In Which There Is Less Need To Set Up An Integral Than Before

3 December 2003

I really need to make "make a new list" my default "set up an integral." See, when I was in Classical III (introductory electromagnetics) my sophomore year of college, the answer to all of our problems was "set up an integral." Well, not the answer. But the first step to getting the answer. All that semester, I used it for an answer for everything. It substituted in for such diverse answers as "plug in the o-scope" and "filled with the Holy Spirit." "Set up an integral" ruled.

I'd been doing edits to Reprogramming and jotting down things to address, notes like "variation in robot size?" But my brain was running around in tiny, frightened little circles at the thought of adding Luz and Nameless to this thing. (Nameless will not be named Nameless. I just haven't settled on her name to my satisfaction. Today I will.) So I started a list for each of them: what new scenes do they require, all by themselves and alone? I'll do another pair of lists today, of the pre-existing scenes they need to meddle in. But the lists are working for me; I'm breathing a big sigh of relief and feel able to tackle the job of it, rather than circling it warily, ready to bolt at any moment.

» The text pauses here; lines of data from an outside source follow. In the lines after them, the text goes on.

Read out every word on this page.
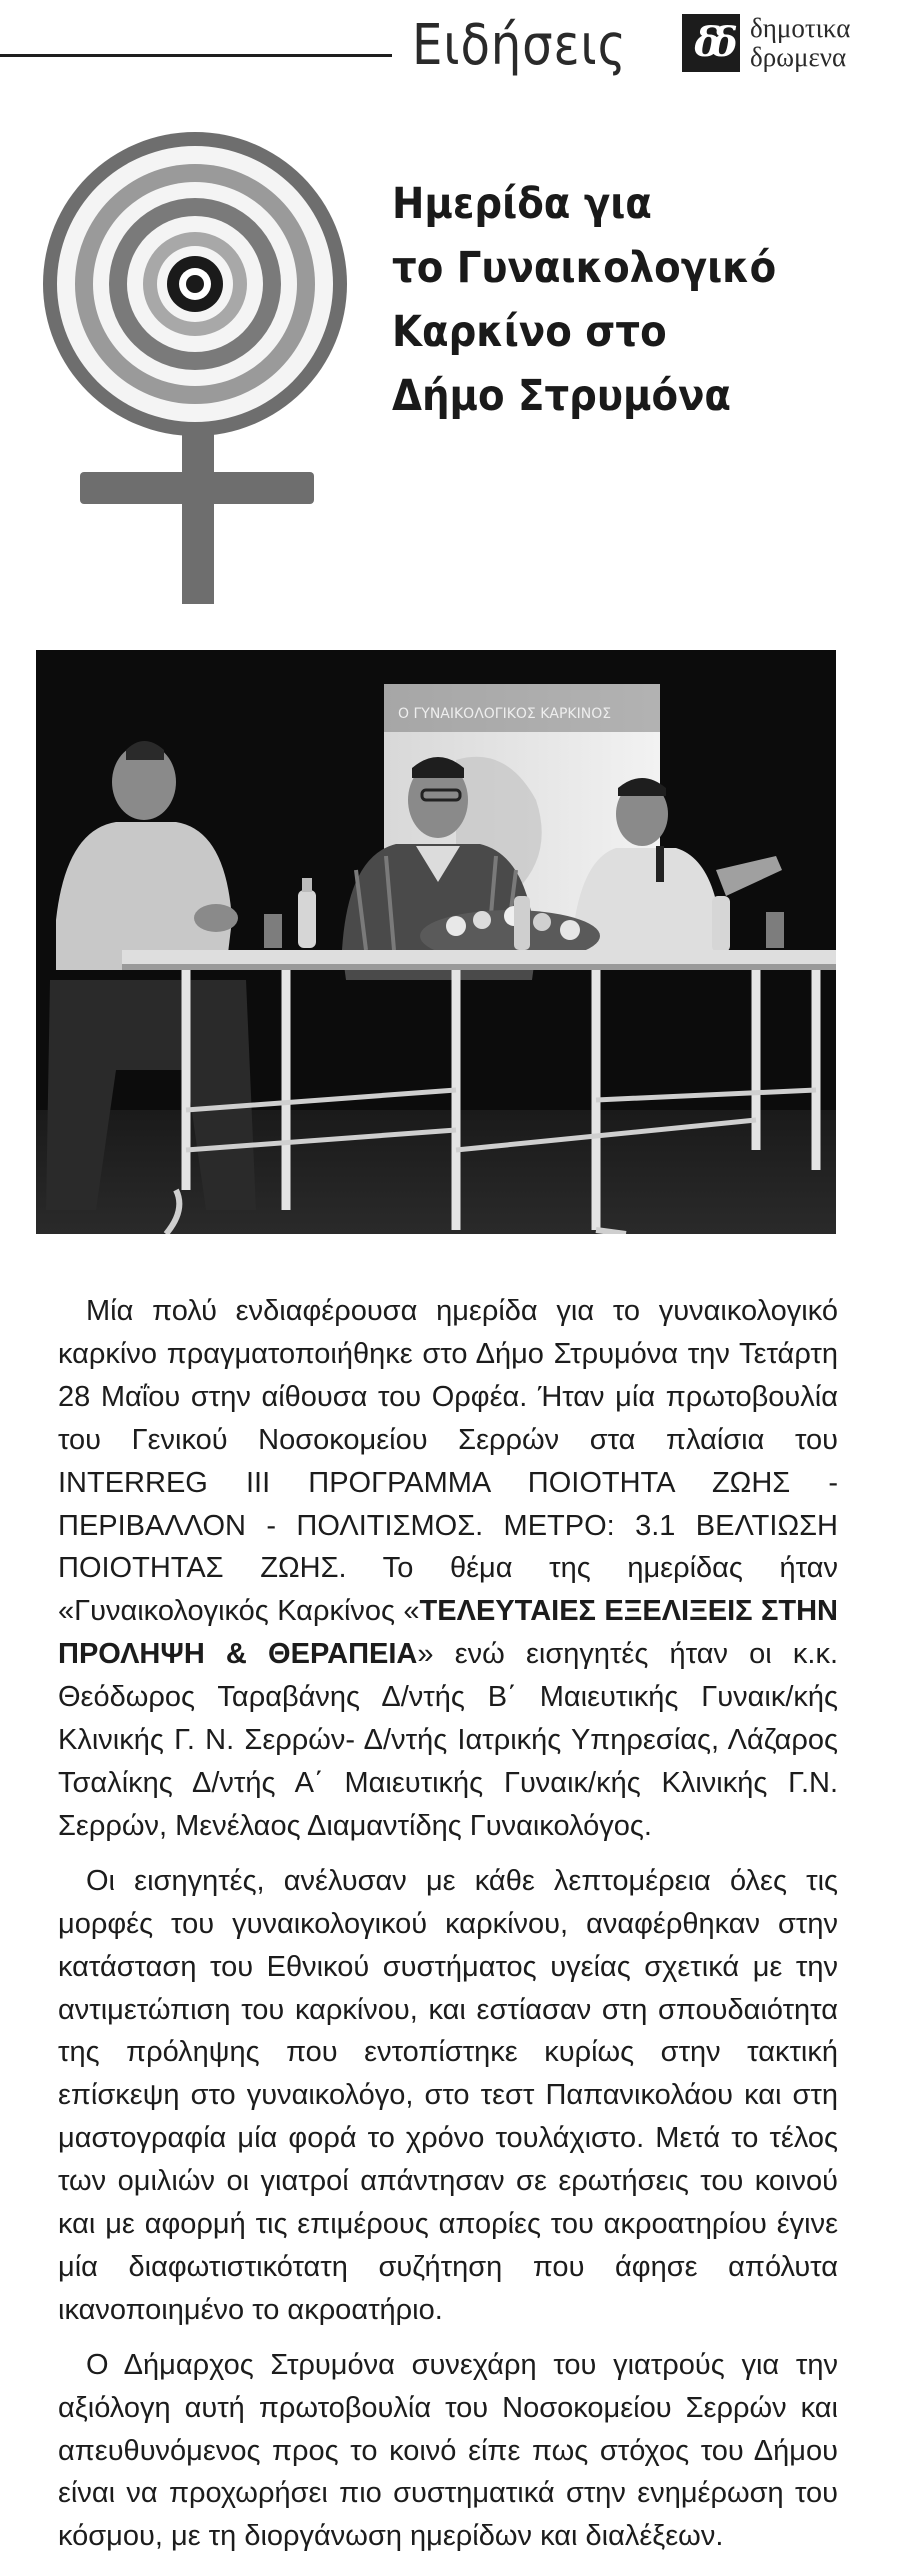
Ειδήσεις δδ δημοτικα
δρωμενα
Ημερίδα για
το Γυναικολογικό
Καρκίνο στο
Δήμο Στρυμόνα
Ο ΓΥΝΑΙΚΟΛΟΓΙΚΟΣ ΚΑΡΚΙΝΟΣ

Μία πολύ ενδιαφέρουσα ημερίδα για το γυναικολογικό καρκίνο πραγματοποιήθηκε στο Δήμο Στρυμόνα την Τετάρτη 28 Μαΐου στην αίθουσα του Ορφέα. Ήταν μία πρωτοβουλία του Γενικού Νοσοκομείου Σερρών στα πλαίσια του INTERREG III ΠΡΟΓΡΑΜΜΑ ΠΟΙΟΤΗΤΑ ΖΩΗΣ - ΠΕΡΙΒΑΛΛΟΝ - ΠΟΛΙΤΙΣΜΟΣ. ΜΕΤΡΟ: 3.1 ΒΕΛΤΙΩΣΗ ΠΟΙΟΤΗΤΑΣ ΖΩΗΣ. Το θέμα της ημερίδας ήταν «Γυναικολογικός Καρκίνος «ΤΕΛΕΥΤΑΙΕΣ ΕΞΕΛΙΞΕΙΣ ΣΤΗΝ ΠΡΟΛΗΨΗ & ΘΕΡΑΠΕΙΑ» ενώ εισηγητές ήταν οι κ.κ. Θεόδωρος Ταραβάνης Δ/ντής Β΄ Μαιευτικής Γυναικ/κής Κλινικής Γ. Ν. Σερρών- Δ/ντής Ιατρικής Υπηρεσίας, Λάζαρος Τσαλίκης Δ/ντής Α΄ Μαιευτικής Γυναικ/κής Κλινικής Γ.Ν. Σερρών, Μενέλαος Διαμαντίδης Γυναικολόγος.

Οι εισηγητές, ανέλυσαν με κάθε λεπτομέρεια όλες τις μορφές του γυναικολογικού καρκίνου, αναφέρθηκαν στην κατάσταση του Εθνικού συστήματος υγείας σχετικά με την αντιμετώπιση του καρκίνου, και εστίασαν στη σπουδαιότητα της πρόληψης που εντοπίστηκε κυρίως στην τακτική επίσκεψη στο γυναικολόγο, στο τεστ Παπανικολάου και στη μαστογραφία μία φορά το χρόνο τουλάχιστο. Μετά το τέλος των ομιλιών οι γιατροί απάντησαν σε ερωτήσεις του κοινού και με αφορμή τις επιμέρους απορίες του ακροατηρίου έγινε μία διαφωτιστικότατη συζήτηση που άφησε απόλυτα ικανοποιημένο το ακροατήριο.

Ο Δήμαρχος Στρυμόνα συνεχάρη του γιατρούς για την αξιόλογη αυτή πρωτοβουλία του Νοσοκομείου Σερρών και απευθυνόμενος προς το κοινό είπε πως στόχος του Δήμου είναι να προχωρήσει πιο συστηματικά στην ενημέρωση του κόσμου, με τη διοργάνωση ημερίδων και διαλέξεων.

Also, reading the very beginning of John Crowley's Aegypt gave me some good insights into what the heck it is I'm doing with the Not The Moose Book, so there's that. It'll make the whole mess better, eventually, even though nothing in the opening of Aegypt had anything remotely to do with the setting, plot, characters, theme, or central conceit of the Not The Moose Book. Insight is sneaky that way. You can't just pick something related and get yourself a nice insight for the price of the time invested. Nooooo. You have to maybe wander around the side and keep glancing at it out of the corner of your eye. Tricksy insight, tricksy and occasionally false. But I'm glad it's here, now, anyway.

Unlike my stupid mail. Honestly. It's enough to make me crazy. It's enough to make me send myself a test postcard addressed to the wrong place, just so that I have a sense for how long these stupid things are taking. (Hmm. At least then I'd have some data. Maybe three postcards, since I already have extra plain ones and then I'd have a statistically workable sample, if not a statistically good sample. You can take the girl out of the laboratory, but you can't take....)

I finished reading The Porcelain Dove yesterday, and enjoyed it mightily, but I'm not sure to whom I'll be able to recommend it. I also finished addressing Christmas cards. I even started writing in some of them. Of course, I started writing in the ones where I didn't have to write much. Not the ones where I have to tell people where we are and what we're doing.

And Yoda chimes in, in the back of my head: "Never his mind on where he was, hmm? What he was doing." Well. Yah. Exactly.

Scott and I were talking -- for obscure, Kurt Vonnegut-related reasons -- about album jacket illustrations, and now I've got "Songs from the Wood" in my head. "Singer of these ageless times, with kitchen prose and gutter rhymes...."

Yaaaaarg! Yarg! It is absolutely not right, not right at all, that a second toilet should break -- should break in a way identical to the first one -- a week later. Noooo! How could this happen? Granted, now I know, at least, how to fix it and where to get the part at Home Despot, and all of that. But it just seems like a joke. A little running gag. Yarg. (And no, it isn't broken so that the toilet is still running. I'm not saying I'm not that bad a punner, because I am. Just not in this case.) Now I have to eye the downstairs toilet just in case.

But not constantly. Which is good, as I have a few other things to do. Like racking my brains trying to remember what I was going to name this new Reprogramming character, or else making up something new for her, fast. Okay. So. There's a plan, of sorts.